The USA doesn’t have many true links courses but this Pete Dye monster comes pretty close, featuring lots of dunes, tons of sand and firm and fast-running fairways. Being a Dye course, of course it isn’t a traditional links but it is a course I would love to play. This is where Phil Mickelson won the 2021 US PGA Championship to become the oldest man ever to win a professional major at the age of 50 - if Lefty can play well here, I take consolation in the belief that I could probably also make a decent fist of it.

Valderrama

I have played a number of fine courses in Spain but Valderrama remains on my bucket list. It has hosted many DP World Tour events but is probably most famous for the 1997 Ryder Cup, won by Europe under the eccentric captaincy of the legendary Seve Ballesteros. The hole I really want to tackle is the 17th, which is a classic par five. For the mere mortals among us, this is a genuine three-shotter and the approach would have most of us trembling in our golf shoes. It is played across water to a green that slopes sharply from back to front. Find the bunker at the back of the green and you face the prospect of a shot that is almost certainly going to run all the way down the putting surface into the water.

Crans sur Sierre

Crans sur Sierre

Is there a more beautiful golf course anywhere in the world?

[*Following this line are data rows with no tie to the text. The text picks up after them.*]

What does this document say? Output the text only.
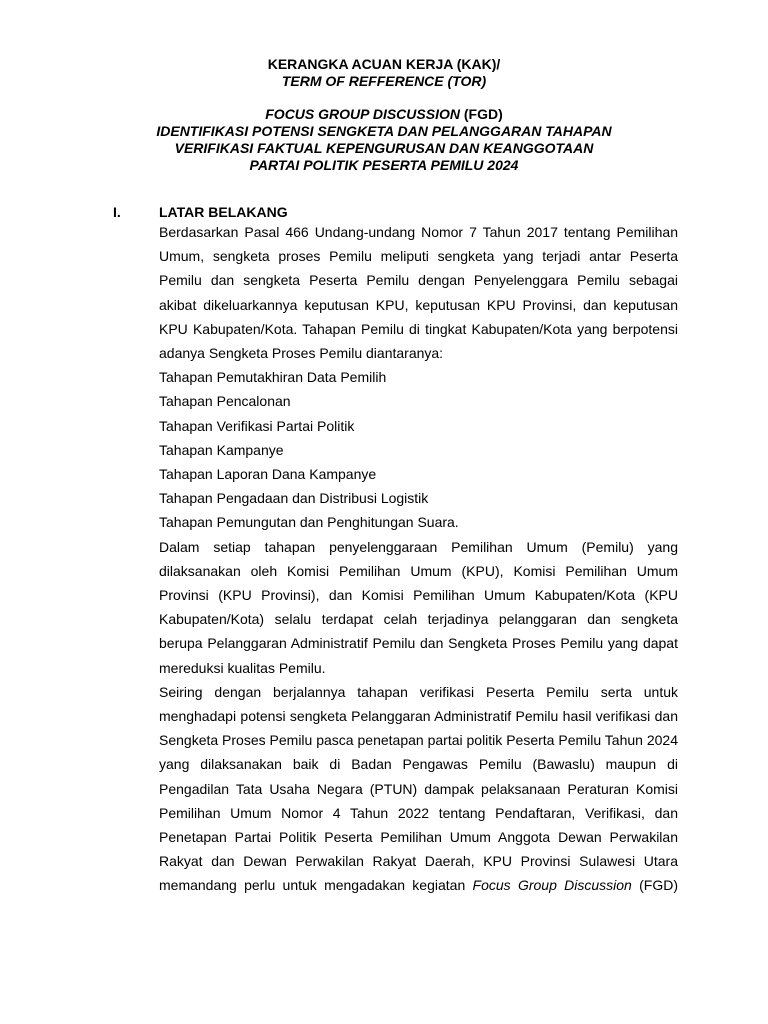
KERANGKA ACUAN KERJA (KAK)/
TERM OF REFFERENCE (TOR)
FOCUS GROUP DISCUSSION (FGD)
IDENTIFIKASI POTENSI SENGKETA DAN PELANGGARAN TAHAPAN
VERIFIKASI FAKTUAL KEPENGURUSAN DAN KEANGGOTAAN
PARTAI POLITIK PESERTA PEMILU 2024
I.	LATAR BELAKANG

Berdasarkan Pasal 466 Undang-undang Nomor 7 Tahun 2017 tentang Pemilihan Umum, sengketa proses Pemilu meliputi sengketa yang terjadi antar Peserta Pemilu dan sengketa Peserta Pemilu dengan Penyelenggara Pemilu sebagai akibat dikeluarkannya keputusan KPU, keputusan KPU Provinsi, dan keputusan KPU Kabupaten/Kota. Tahapan Pemilu di tingkat Kabupaten/Kota yang berpotensi adanya Sengketa Proses Pemilu diantaranya:

Tahapan Pemutakhiran Data Pemilih
Tahapan Pencalonan
Tahapan Verifikasi Partai Politik
Tahapan Kampanye
Tahapan Laporan Dana Kampanye
Tahapan Pengadaan dan Distribusi Logistik
Tahapan Pemungutan dan Penghitungan Suara.

Dalam setiap tahapan penyelenggaraan Pemilihan Umum (Pemilu) yang dilaksanakan oleh Komisi Pemilihan Umum (KPU), Komisi Pemilihan Umum Provinsi (KPU Provinsi), dan Komisi Pemilihan Umum Kabupaten/Kota (KPU Kabupaten/Kota) selalu terdapat celah terjadinya pelanggaran dan sengketa berupa Pelanggaran Administratif Pemilu dan Sengketa Proses Pemilu yang dapat mereduksi kualitas Pemilu.

Seiring dengan berjalannya tahapan verifikasi Peserta Pemilu serta untuk menghadapi potensi sengketa Pelanggaran Administratif Pemilu hasil verifikasi dan Sengketa Proses Pemilu pasca penetapan partai politik Peserta Pemilu Tahun 2024 yang dilaksanakan baik di Badan Pengawas Pemilu (Bawaslu) maupun di Pengadilan Tata Usaha Negara (PTUN) dampak pelaksanaan Peraturan Komisi Pemilihan Umum Nomor 4 Tahun 2022 tentang Pendaftaran, Verifikasi, dan Penetapan Partai Politik Peserta Pemilihan Umum Anggota Dewan Perwakilan Rakyat dan Dewan Perwakilan Rakyat Daerah, KPU Provinsi Sulawesi Utara memandang perlu untuk mengadakan kegiatan Focus Group Discussion (FGD)
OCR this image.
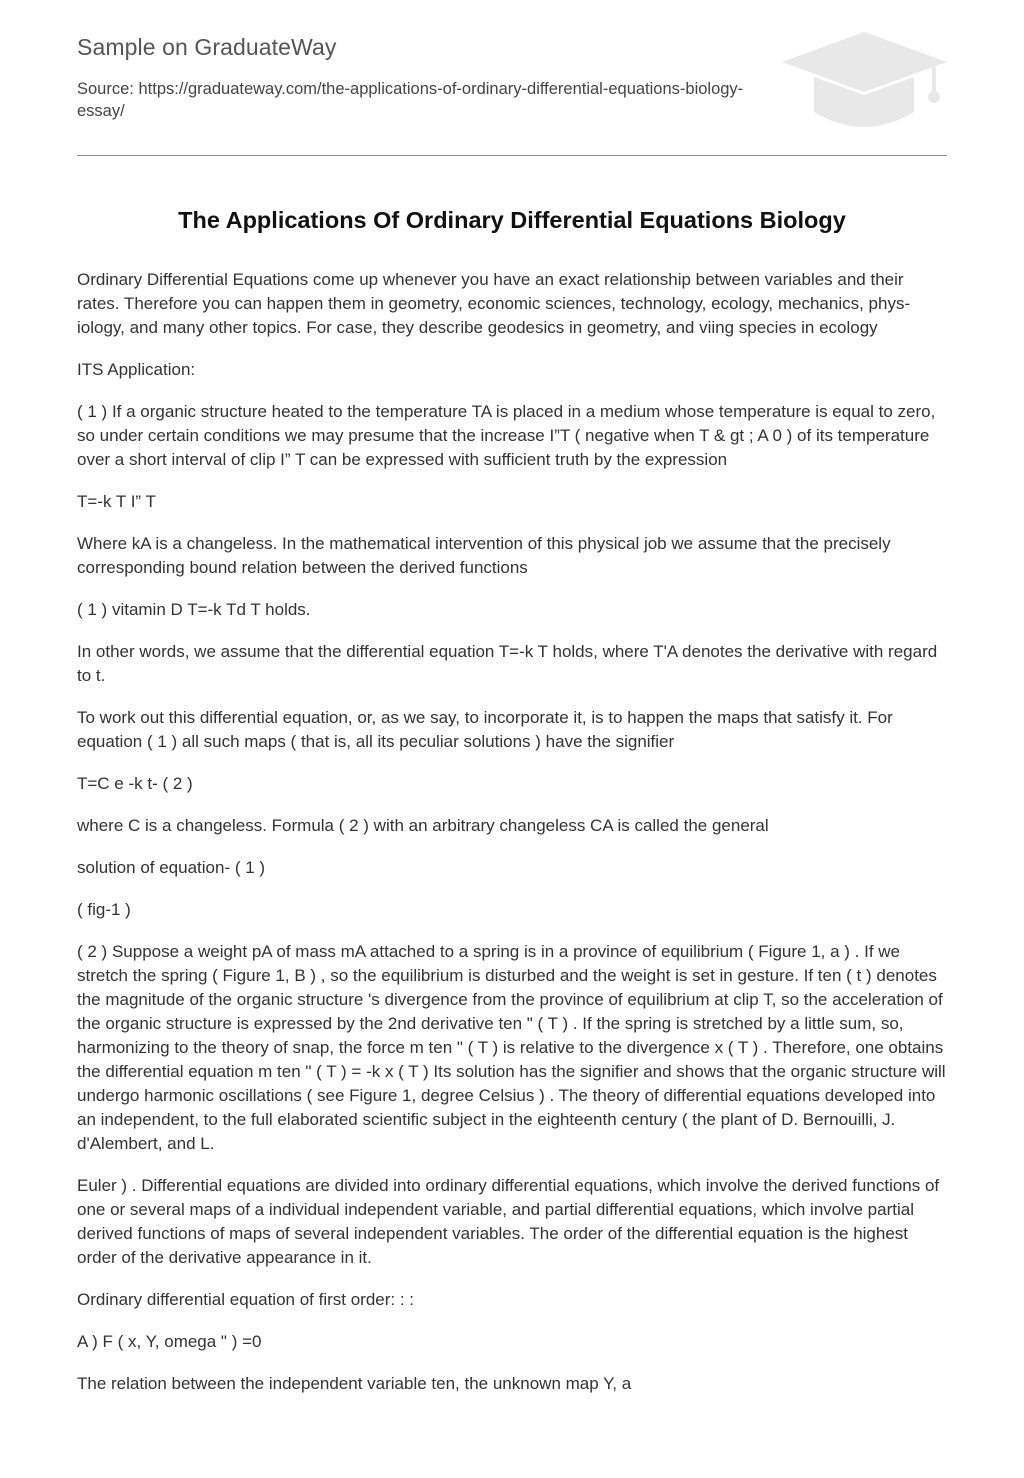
Sample on GraduateWay
Source: https://graduateway.com/the-applications-of-ordinary-differential-equations-biology-essay/
The Applications Of Ordinary Differential Equations Biology

Ordinary Differential Equations come up whenever you have an exact relationship between variables and their rates. Therefore you can happen them in geometry, economic sciences, technology, ecology, mechanics, phys- iology, and many other topics. For case, they describe geodesics in geometry, and viing species in ecology

ITS Application:

( 1 ) If a organic structure heated to the temperature TA is placed in a medium whose temperature is equal to zero, so under certain conditions we may presume that the increase I”T ( negative when T & gt ; A 0 ) of its temperature over a short interval of clip I” T can be expressed with sufficient truth by the expression

T=-k T I” T

Where kA is a changeless. In the mathematical intervention of this physical job we assume that the precisely corresponding bound relation between the derived functions

( 1 ) vitamin D T=-k Td T holds.

In other words, we assume that the differential equation T=-k T holds, where T'A denotes the derivative with regard to t.

To work out this differential equation, or, as we say, to incorporate it, is to happen the maps that satisfy it. For equation ( 1 ) all such maps ( that is, all its peculiar solutions ) have the signifier

T=C e -k t- ( 2 )

where C is a changeless. Formula ( 2 ) with an arbitrary changeless CA is called the general

solution of equation- ( 1 )

( fig-1 )

( 2 ) Suppose a weight pA of mass mA attached to a spring is in a province of equilibrium ( Figure 1, a ) . If we stretch the spring ( Figure 1, B ) , so the equilibrium is disturbed and the weight is set in gesture. If ten ( t ) denotes the magnitude of the organic structure 's divergence from the province of equilibrium at clip T, so the acceleration of the organic structure is expressed by the 2nd derivative ten " ( T ) . If the spring is stretched by a little sum, so, harmonizing to the theory of snap, the force m ten " ( T ) is relative to the divergence x ( T ) . Therefore, one obtains the differential equation m ten " ( T ) = -k x ( T ) Its solution has the signifier and shows that the organic structure will undergo harmonic oscillations ( see Figure 1, degree Celsius ) . The theory of differential equations developed into an independent, to the full elaborated scientific subject in the eighteenth century ( the plant of D. Bernouilli, J. d'Alembert, and L.

Euler ) . Differential equations are divided into ordinary differential equations, which involve the derived functions of one or several maps of a individual independent variable, and partial differential equations, which involve partial derived functions of maps of several independent variables. The order of the differential equation is the highest order of the derivative appearance in it.

Ordinary differential equation of first order: : :

A ) F ( x, Y, omega " ) =0

The relation between the independent variable ten, the unknown map Y, a
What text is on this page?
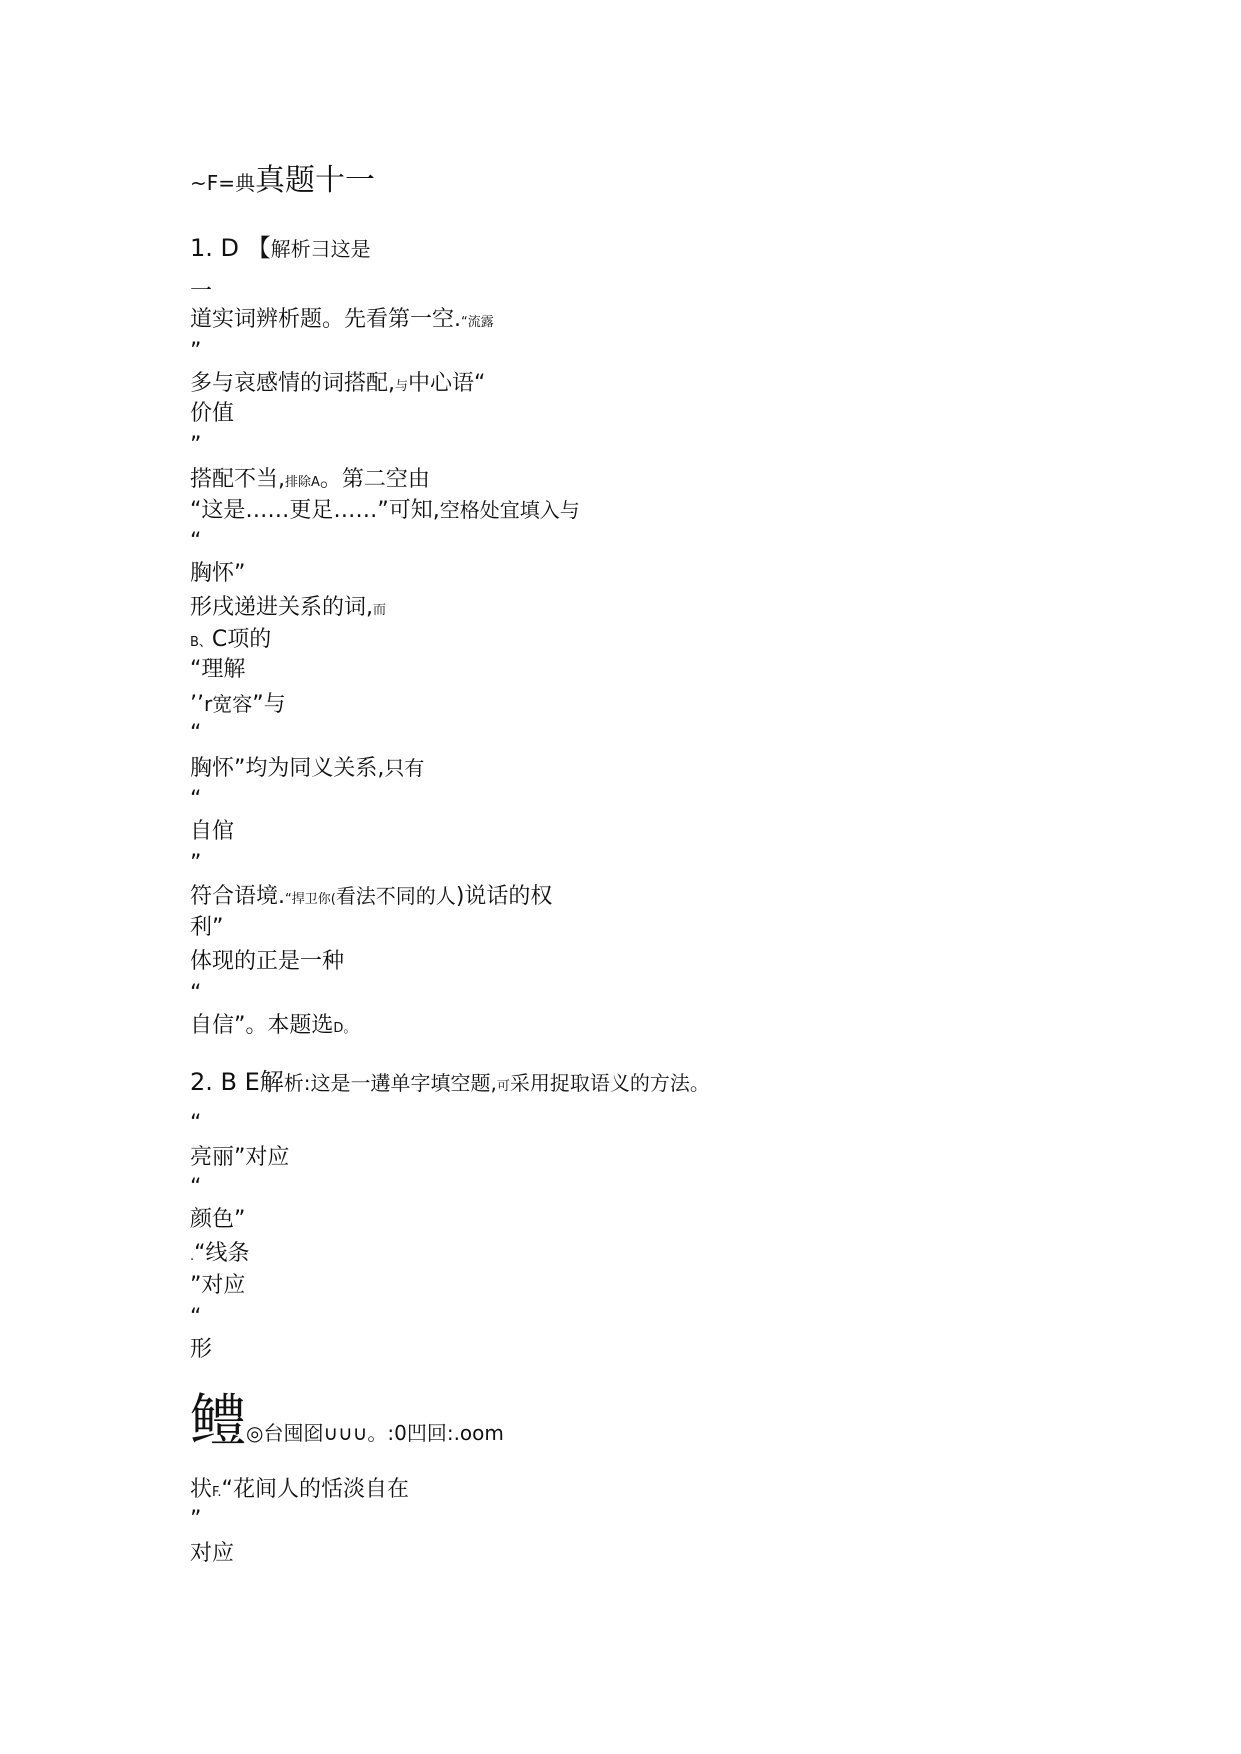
~F=典真题十一
1. D 【解析彐这是
一
道实词辨析题。先看第一空.“流露
”
多与哀感情的词搭配,与中心语“
价值
”
搭配不当,排除A。第二空由
“这是……更足……”可知,空格处宜填入与
“
胸怀”
形戌递进关系的词,而
B、C项的
“理解
’’r宽容”与
“
胸怀”均为同义关系,只有
“
自倌
”
符合语境.“捍卫你(看法不同的人)说话的权
利”
体现的正是一种
“
自信”。本题选D。
2. B E解析:这是一遘单字填空题,可采用捉取语义的方法。
“
亮丽”对应
“
颜色”
.“线条
”对应
“
形
鳢◎台囤囵∪∪∪。:0凹回:.oom
状F.“花间人的恬淡自在
”
对应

Home to the European Masters, it is set to the backdrop of the Swiss Alps and the view on each and every hole is breathtaking. Not long by modern standards, the high altitude means that your golf ball will fly further here. Most of the fairways are lined by towering pine trees, the greens are undulating thanks to a Seve Ballesteros redesign in the 1990s, but this is a course on which the average club golfer just might have a chance to produce a half-decent score.